La notion de talent justifie les inégalités par les capacités innées auxquelles l’effort et le travail se sont ajoutés. Le talent encourage la prise de risque et la singularité. Avec le terme talent, la frontière entre le salarié et le travail, déjà poreuse avec la notion de compétence, disparaît pour devenir le salarié lui-même. Ainsi, la notion de talent permet de répondre à un besoin d’individualisation des pratiques RH de plus en plus fort qui s’inscrit dans un mouvement global de segmentation déjà à l’œuvre.
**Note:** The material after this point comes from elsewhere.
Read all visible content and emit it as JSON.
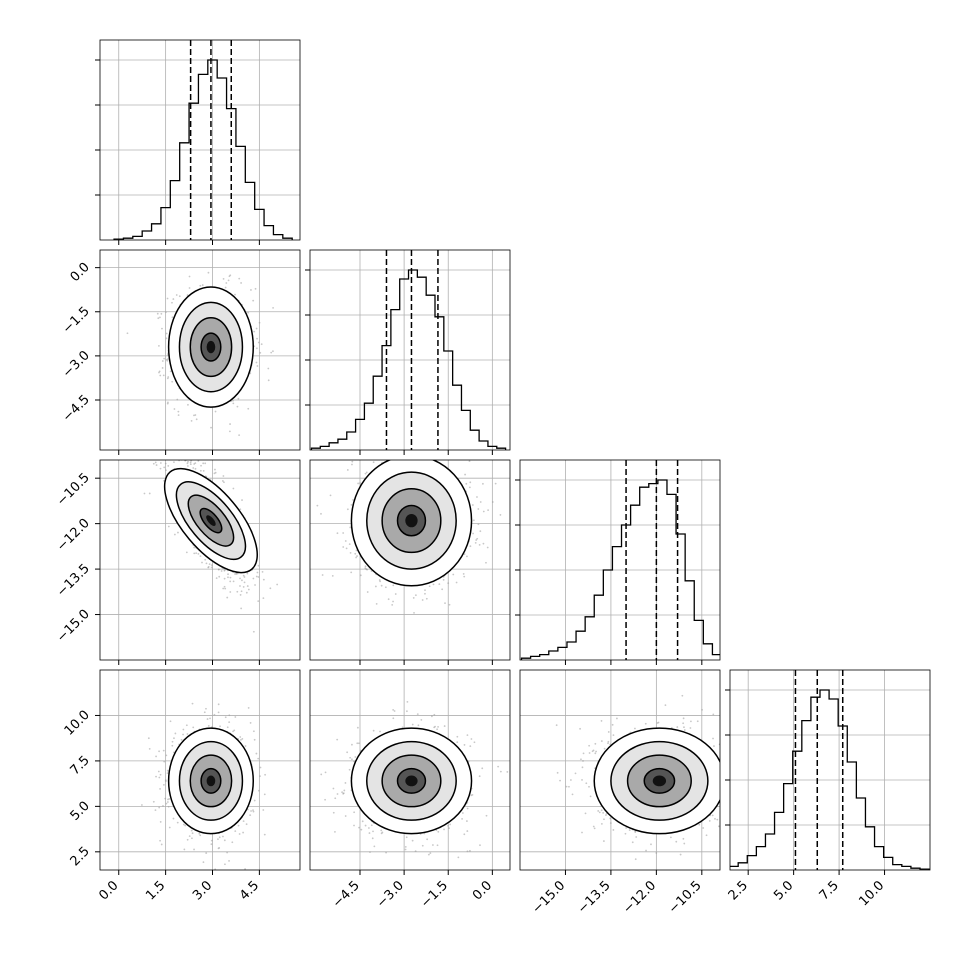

Il pousse désormais à une « hypersegmentation » basée sur la performance, le potentiel ou le type de compétences (« La gestion des talents », de Cécile Dejoux et Maurice Thévenet, Dunod, 2010).

S’intéresser au talent revient à parcourir cinq mille ans d’histoire, depuis l’Antiquité où il fut une unité de poids et une monnaie, jusqu’aux hommes et aux femmes qui contribuent au succès des entreprises d’aujourd’hui. Le talent s’appuie sur un récit qui répond parfaitement aux caractéristiques de l’environnement et permet de répondre au besoin d’individualisation des pratiques RH.

Mais si la notion de talent peut sembler séduisante et fait écho aux caractéristiques de ce « nouveau monde », l’accentuation de l’individualisation des pratiques RH amorcée dès l’émergence de la compétence n’est pas sans risque – tant sur le plan individuel, que collectif et organisationnel. Il est essentiel que les entreprises soient vigilantes aux dimensions collectives et collaboratives qui ont souvent été les ingrédients des plus grandes réussites.